Preferably, the display unit comprises a first display subunit and/or a second display subunit,
the first display subunit is configured to, according to the order of the names of the character encoding formats corresponding to the recognition results, perform sorting display on the obtained recognition results in the first display area of the target document;
and the second display subunit is used for sequencing and displaying the obtained recognition results in the first display area of the target document according to the general degree of the character coding formats corresponding to the recognition results.
Preferably, the display unit is specifically configured to:
and displaying each obtained recognition result and the character coding format name corresponding to each recognition result in a first display area of the target document.

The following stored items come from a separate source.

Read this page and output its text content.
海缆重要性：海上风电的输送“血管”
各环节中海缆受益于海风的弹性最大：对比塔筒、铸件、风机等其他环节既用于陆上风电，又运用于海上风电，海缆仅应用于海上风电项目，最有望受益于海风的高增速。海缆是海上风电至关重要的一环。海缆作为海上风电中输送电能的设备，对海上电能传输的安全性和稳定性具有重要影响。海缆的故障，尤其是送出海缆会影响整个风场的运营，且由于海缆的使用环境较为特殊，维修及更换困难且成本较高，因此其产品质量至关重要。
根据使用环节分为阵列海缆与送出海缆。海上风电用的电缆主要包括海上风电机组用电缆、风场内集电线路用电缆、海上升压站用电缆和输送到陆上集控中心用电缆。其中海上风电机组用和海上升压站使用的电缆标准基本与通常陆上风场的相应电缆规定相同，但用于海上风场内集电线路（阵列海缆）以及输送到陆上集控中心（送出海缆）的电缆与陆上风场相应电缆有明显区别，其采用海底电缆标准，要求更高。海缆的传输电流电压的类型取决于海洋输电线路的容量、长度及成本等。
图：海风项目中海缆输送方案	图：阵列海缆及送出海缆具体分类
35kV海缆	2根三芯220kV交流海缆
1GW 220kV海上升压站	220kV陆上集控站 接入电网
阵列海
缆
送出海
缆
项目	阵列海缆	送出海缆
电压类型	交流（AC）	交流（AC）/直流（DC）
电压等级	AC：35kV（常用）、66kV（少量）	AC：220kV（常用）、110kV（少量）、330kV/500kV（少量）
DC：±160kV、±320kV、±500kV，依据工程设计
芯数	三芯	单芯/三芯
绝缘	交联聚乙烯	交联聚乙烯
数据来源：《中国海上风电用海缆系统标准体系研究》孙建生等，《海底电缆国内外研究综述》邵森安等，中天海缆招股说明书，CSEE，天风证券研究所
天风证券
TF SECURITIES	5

The method and the device for displaying the character coding recognition result provided by the embodiment of the invention can display the recognition result in the specific display area of the target document to a user at one time after obtaining the recognition results of a plurality of different character coding formats. The invention does not need the user to repeatedly operate as the prior art, so the invention is convenient for the user to check and compare the recognition results of different character coding formats, reduces the user operation and saves the user time.
Detailed Description
The technical solutions in the embodiments of the present invention will be clearly and completely described below with reference to the drawings in the embodiments of the present invention, and it is obvious that the described embodiments are only a part of the embodiments of the present invention, and not all of the embodiments. All other embodiments, which can be derived by a person skilled in the art from the embodiments given herein without making any creative effort, shall fall within the protection scope of the present invention.

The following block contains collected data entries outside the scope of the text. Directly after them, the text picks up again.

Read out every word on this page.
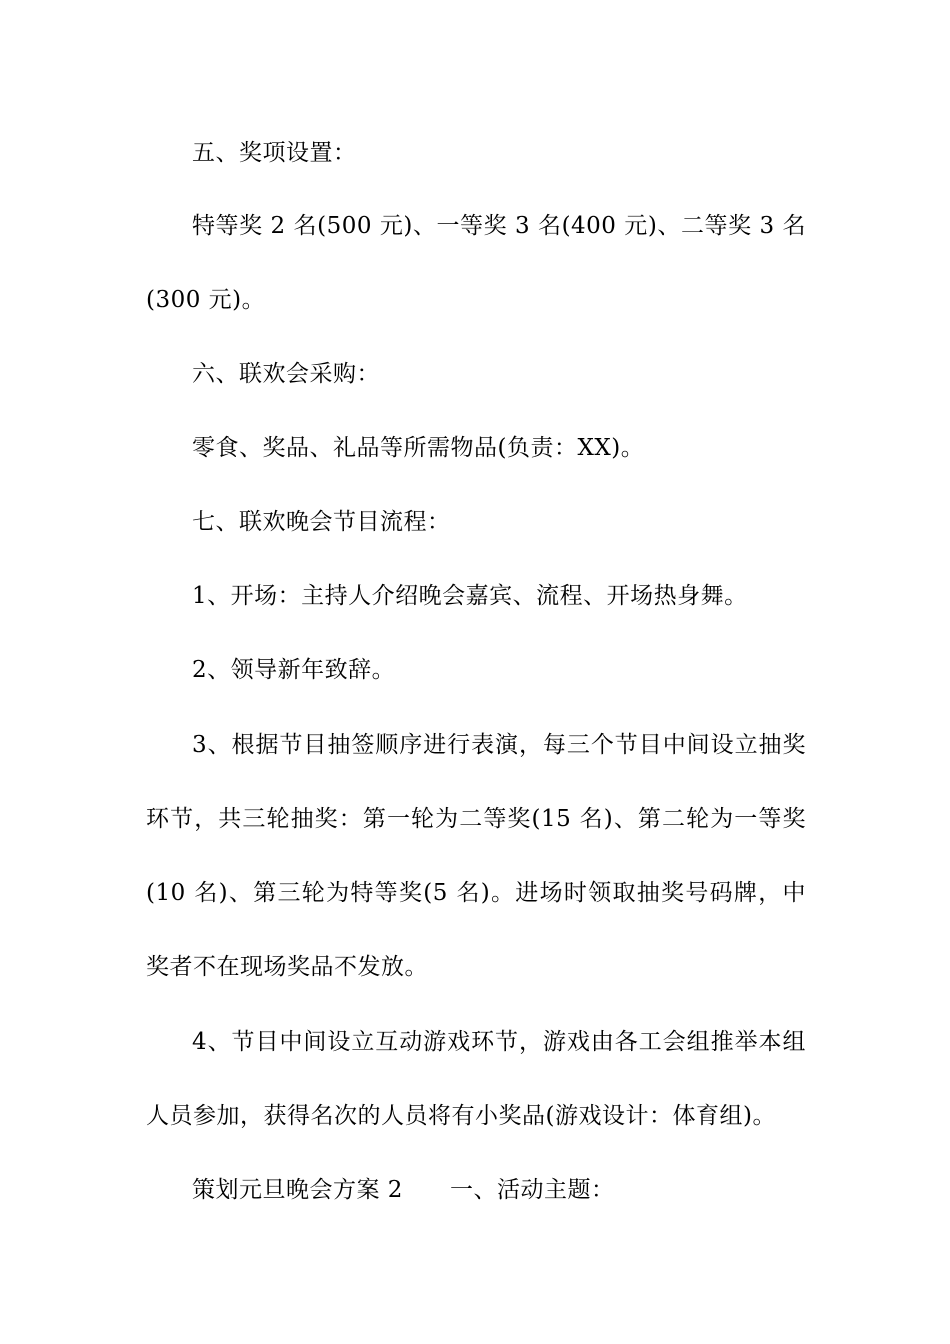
五、奖项设置：
特等奖 2 名(500 元)、一等奖 3 名(400 元)、二等奖 3 名
(300 元)。
六、联欢会采购：
零食、奖品、礼品等所需物品(负责：XX)。
七、联欢晚会节目流程：
1、开场：主持人介绍晚会嘉宾、流程、开场热身舞。
2、领导新年致辞。
3、根据节目抽签顺序进行表演，每三个节目中间设立抽奖
环节，共三轮抽奖：第一轮为二等奖(15 名)、第二轮为一等奖
(10 名)、第三轮为特等奖(5 名)。进场时领取抽奖号码牌，中
奖者不在现场奖品不发放。
4、节目中间设立互动游戏环节，游戏由各工会组推举本组
人员参加，获得名次的人员将有小奖品(游戏设计：体育组)。
策划元旦晚会方案 2　　一、活动主题：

Referring to fig. 1, fig. 1 is a schematic flow chart illustrating a method for displaying a character encoding recognition result according to an embodiment of the present invention, which may include the following steps:
s101, selecting a first character subset of all character contents of a target document;
to determine whether a character encoding format is the correct character encoding format, it is often determined that only a portion of the content of the target document needs to be identified. If the correct character encoding format is selected, the identified content will not contain a garbled code; if the selected character encoding format is incorrect, the recognized result will consist essentially of garbled codes. Therefore, in order to reduce the amount of computation and improve the efficiency, in this step, except that the entire content may be selected as the first character subset in the case where the target document is very short, generally, a part of the content of the target document may be selected first and identified in the subsequent step.
One preferred specific implementation manner of the step is as follows: a first number of characters is selected as a first subset, starting with a first character in the total content of the target document.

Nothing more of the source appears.